Simon Mall Visa gift cards can also be purchased online for a higher $5.95 fee. After you place an order, you’ll get a coupon code for $2 off your next purchase.
2. Non-Vanilla Visa gift cards. As of this writing, you can continue to load Bluebird and buy money orders with non-Vanilla branded Visa and Mastercard gift cards issued by US Bank and Metabank. Visa gift cards purchased on Giftcardmall.com, Simon Mall gift cards, and Mastercard gift cards found at most grocery and office supply stores are all good for Bluebird loads. You can buy Visa gift cards from the grocery store and unload them via money orders at the same location (if that’s an option), the post office, or any other place that accepts debit cards for money orders.
3. Vanilla Reloads at grocery stores. This is going to be a hit or miss. I’ve had luck buying Vanilla Reloads at a Savemart grocery store as well as at a local FoodMaxx. Pretty much every major grocery chain carries these, with different policies regarding acceptable payment forms. Try your local grocery store and see if they’ll let you pay with a credit card. I miss the hassle free days of buying Vanilla Reloads, loading them online, paying off my credit cards and never stepping foot into a Walmart…
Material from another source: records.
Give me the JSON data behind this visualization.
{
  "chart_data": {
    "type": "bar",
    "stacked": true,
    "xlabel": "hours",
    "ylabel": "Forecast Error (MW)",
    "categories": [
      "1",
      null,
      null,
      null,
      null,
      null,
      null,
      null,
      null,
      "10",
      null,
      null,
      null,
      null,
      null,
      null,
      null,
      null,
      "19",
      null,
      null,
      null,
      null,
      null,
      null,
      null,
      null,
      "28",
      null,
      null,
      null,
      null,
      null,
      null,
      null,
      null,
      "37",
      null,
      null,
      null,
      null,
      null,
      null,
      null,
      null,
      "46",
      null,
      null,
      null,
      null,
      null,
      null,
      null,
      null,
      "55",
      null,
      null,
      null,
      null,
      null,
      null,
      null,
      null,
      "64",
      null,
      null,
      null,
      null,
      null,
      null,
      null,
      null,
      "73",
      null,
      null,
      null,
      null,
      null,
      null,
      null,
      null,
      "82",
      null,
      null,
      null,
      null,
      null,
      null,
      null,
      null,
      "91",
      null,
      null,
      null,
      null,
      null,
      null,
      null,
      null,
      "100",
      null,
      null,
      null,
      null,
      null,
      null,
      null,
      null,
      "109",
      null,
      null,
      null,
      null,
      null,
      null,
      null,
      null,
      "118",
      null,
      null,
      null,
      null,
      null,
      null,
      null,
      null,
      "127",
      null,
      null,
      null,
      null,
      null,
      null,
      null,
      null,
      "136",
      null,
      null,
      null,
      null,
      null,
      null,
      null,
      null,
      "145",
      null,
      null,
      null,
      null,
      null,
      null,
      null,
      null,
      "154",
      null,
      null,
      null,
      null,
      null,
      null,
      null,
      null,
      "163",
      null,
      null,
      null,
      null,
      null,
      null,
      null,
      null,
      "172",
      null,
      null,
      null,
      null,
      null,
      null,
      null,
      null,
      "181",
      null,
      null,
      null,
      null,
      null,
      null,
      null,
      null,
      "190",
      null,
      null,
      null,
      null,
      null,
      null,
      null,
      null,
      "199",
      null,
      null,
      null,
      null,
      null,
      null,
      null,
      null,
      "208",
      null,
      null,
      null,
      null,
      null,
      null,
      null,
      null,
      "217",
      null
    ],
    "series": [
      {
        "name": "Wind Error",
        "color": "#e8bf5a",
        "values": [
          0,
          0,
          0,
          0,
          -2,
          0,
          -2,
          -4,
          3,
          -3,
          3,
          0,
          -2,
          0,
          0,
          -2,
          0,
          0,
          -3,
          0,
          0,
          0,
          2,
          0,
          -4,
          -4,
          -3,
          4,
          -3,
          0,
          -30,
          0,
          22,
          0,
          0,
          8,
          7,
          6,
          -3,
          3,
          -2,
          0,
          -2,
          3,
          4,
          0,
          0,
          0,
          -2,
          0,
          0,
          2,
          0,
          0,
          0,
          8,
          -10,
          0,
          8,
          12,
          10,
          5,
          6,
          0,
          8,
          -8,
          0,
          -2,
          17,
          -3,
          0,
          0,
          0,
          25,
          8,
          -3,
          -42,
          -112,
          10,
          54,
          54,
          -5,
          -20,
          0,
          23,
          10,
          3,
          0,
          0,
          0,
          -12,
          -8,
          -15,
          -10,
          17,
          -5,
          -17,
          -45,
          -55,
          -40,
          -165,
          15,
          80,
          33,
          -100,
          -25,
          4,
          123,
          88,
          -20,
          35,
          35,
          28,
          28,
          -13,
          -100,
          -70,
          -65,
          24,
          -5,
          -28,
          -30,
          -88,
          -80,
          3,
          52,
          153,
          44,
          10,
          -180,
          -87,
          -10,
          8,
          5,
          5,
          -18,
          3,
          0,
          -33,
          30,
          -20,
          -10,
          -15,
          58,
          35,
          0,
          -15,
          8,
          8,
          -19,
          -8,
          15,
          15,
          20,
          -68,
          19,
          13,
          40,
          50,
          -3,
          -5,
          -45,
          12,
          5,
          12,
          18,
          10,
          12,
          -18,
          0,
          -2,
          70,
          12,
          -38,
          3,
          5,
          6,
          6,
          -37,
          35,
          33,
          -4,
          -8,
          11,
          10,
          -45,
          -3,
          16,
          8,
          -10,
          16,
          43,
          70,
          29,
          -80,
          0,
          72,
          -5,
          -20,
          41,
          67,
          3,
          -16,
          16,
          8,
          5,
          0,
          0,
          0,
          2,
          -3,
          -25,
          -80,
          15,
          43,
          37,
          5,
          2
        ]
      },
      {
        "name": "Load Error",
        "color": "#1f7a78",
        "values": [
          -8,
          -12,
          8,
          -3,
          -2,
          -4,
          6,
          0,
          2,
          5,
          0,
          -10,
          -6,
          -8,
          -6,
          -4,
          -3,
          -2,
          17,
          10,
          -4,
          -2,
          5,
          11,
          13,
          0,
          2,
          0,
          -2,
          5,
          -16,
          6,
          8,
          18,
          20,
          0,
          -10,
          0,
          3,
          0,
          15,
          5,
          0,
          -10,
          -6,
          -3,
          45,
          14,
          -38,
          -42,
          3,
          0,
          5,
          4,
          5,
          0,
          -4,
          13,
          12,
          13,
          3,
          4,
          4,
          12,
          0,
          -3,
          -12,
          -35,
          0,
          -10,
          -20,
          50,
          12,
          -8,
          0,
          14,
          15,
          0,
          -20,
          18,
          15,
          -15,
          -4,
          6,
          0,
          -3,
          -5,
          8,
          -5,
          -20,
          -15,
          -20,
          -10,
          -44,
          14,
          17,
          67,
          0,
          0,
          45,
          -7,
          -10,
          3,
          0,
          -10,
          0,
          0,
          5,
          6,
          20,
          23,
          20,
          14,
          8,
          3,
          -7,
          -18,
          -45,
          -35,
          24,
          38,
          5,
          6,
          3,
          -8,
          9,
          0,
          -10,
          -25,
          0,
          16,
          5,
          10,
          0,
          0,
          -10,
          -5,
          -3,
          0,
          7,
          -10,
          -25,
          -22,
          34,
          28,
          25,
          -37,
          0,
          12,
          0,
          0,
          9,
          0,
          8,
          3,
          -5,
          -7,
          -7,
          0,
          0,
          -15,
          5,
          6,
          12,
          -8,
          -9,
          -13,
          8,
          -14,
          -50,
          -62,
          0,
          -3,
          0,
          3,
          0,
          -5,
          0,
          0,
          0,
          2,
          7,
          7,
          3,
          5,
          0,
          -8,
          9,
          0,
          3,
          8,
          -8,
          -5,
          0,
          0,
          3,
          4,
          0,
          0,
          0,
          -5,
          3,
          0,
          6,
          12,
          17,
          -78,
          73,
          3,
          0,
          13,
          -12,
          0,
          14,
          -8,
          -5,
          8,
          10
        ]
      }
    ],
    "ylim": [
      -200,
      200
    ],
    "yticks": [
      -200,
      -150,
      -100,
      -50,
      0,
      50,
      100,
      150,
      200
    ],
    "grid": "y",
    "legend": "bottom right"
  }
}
For the most part, nearly every store that sells ReloadIT packs or Vanilla Reloads only accepts cash or debit for them. However, every once in a while you’ll come across a Safeway or other store that will take credit cards – or a really cool cashier who will do an override when the register prompts a cash payment. It never hurts to try and you may just find your next great manufactured spending source.
The important thing to take away from this is that you may need to try different methods and not all of them will work out. Some will be more costly than others and more time consuming. Try them until you find a new manufactured spending routine that works for you.
There are a few other gift card types out there with low fees, though the sources that shared them with me asked me not to blog or publicize those methods in any way. I’m going to stick to my word, but if you want to learn about additional ways to manufacture spend, keep an eye out on the manufactured spending forum on Flyertalk. Navigating the forums can be a hassle, but worth it as you’ll occasionally come across a gem that the major bloggers haven’t yet discovered and exploited.